Airflow is a platform designed to automate, schedule, and monitor workflows in an automated way. It is mainly used for data processing pipelines, computational workflows, and ETL processes.
The tool can be customized to meet each need and this makes other tasks easier to complete.
Some of the other features of Airflow include:
1. Directed Acyclic Graphs and they represent a workflow in Airflow
2. Easy access and interaction with logs
3. Set up alerts
4. Monitoring interface
Furthermore, some of the things that will be needed for Airflow are Python, a Snowflake account and access to the latest Apache-Airflow.

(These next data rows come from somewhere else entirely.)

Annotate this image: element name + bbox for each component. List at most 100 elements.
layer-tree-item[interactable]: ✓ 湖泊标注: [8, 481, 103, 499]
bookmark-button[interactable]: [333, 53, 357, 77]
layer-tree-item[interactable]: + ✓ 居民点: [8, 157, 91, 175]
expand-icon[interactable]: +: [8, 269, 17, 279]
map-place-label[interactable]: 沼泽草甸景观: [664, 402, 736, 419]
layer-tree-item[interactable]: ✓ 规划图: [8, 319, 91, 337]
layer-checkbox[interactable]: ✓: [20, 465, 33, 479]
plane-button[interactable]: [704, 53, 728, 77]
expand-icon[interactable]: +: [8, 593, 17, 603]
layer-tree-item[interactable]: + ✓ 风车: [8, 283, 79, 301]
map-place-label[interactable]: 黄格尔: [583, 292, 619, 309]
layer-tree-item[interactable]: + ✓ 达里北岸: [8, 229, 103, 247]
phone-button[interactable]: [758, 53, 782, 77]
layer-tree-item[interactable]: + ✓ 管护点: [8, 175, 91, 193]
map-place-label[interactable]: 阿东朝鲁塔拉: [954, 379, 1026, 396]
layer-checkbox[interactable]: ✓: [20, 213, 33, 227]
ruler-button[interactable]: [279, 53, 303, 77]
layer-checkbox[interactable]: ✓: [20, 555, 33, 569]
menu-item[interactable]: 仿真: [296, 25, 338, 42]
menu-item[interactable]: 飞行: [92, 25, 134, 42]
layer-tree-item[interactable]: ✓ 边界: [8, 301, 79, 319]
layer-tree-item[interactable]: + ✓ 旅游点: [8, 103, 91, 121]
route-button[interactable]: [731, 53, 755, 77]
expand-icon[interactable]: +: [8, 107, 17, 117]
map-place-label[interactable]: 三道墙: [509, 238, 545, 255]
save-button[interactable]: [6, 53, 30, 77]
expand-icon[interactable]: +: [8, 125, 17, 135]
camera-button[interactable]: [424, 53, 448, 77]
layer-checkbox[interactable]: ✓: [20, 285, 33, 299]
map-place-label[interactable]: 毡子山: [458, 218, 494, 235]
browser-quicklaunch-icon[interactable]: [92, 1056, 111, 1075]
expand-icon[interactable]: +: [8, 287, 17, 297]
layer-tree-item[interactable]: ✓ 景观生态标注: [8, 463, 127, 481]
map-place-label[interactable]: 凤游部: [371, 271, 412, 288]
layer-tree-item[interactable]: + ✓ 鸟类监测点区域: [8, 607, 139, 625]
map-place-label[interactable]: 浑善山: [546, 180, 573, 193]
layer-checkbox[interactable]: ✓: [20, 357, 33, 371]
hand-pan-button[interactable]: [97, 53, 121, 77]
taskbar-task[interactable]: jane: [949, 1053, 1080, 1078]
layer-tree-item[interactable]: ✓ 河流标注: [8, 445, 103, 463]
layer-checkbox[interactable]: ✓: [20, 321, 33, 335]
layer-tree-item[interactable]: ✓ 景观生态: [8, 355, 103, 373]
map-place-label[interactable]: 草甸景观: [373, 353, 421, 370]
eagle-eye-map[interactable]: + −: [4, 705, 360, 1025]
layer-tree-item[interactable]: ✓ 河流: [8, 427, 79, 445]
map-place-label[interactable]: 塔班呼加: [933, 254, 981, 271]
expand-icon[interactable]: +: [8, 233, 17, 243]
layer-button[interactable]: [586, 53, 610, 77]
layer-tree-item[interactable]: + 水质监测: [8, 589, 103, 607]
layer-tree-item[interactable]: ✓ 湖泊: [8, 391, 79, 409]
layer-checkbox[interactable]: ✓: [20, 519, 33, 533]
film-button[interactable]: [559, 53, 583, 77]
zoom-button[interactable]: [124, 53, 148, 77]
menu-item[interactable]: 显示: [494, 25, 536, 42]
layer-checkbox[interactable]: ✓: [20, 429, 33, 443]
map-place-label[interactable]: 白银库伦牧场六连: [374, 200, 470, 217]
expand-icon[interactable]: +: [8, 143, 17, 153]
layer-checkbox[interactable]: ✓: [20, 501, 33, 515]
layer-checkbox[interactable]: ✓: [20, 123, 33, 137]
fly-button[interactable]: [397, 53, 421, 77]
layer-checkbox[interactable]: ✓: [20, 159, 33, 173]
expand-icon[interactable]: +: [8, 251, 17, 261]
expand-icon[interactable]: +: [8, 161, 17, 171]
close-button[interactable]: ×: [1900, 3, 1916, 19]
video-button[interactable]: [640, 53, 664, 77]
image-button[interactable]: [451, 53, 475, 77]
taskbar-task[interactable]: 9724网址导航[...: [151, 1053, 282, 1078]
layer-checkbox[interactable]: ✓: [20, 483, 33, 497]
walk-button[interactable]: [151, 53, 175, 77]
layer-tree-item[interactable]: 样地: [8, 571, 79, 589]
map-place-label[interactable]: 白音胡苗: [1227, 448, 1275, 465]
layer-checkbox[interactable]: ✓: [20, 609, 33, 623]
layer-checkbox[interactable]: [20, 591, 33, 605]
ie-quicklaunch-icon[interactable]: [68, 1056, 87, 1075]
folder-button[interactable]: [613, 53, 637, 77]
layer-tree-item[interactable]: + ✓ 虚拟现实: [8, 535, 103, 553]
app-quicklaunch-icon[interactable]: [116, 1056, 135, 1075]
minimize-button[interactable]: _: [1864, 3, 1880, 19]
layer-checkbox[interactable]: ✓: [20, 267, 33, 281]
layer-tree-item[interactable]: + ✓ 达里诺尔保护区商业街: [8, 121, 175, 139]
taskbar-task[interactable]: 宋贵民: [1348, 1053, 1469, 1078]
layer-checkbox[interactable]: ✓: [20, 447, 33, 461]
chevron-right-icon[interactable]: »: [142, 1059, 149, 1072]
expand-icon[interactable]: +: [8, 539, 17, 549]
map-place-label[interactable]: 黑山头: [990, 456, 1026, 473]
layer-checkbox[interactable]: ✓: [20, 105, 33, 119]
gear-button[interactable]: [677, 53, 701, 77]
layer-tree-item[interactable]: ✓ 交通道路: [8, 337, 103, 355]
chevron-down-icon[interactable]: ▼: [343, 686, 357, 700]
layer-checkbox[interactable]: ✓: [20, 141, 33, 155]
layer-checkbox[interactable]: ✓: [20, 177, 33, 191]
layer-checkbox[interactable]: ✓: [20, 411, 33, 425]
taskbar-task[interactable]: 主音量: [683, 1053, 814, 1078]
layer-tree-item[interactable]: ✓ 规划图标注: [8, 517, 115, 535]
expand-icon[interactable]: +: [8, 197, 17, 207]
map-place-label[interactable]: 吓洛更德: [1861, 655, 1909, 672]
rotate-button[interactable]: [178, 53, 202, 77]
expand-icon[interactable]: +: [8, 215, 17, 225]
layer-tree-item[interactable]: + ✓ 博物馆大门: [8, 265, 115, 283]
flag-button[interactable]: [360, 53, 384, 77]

To integrate Apache-Airflow with Snowflake you will:
1. Configure Apache-Airflow with snowflake connection.
2. Open “localhost:8080” within the browser
3. Go under “Admin” and then “Connections”
4. Click on the + symbol and then add a new record
5. Lastly, choose the connection type as “Snowflake”
Then you will need to create a DAG file:
1. Go to the folder you have chosen as your AIRFLOW_HOME
2. Find the DAGs folder within subfolder_dags
3. Inside the DAG folder you will need to paste the Python file
4. Create a Python file with the name “snowflake_airflow.py”
Workflows will automatically be picked up and scheduled to run.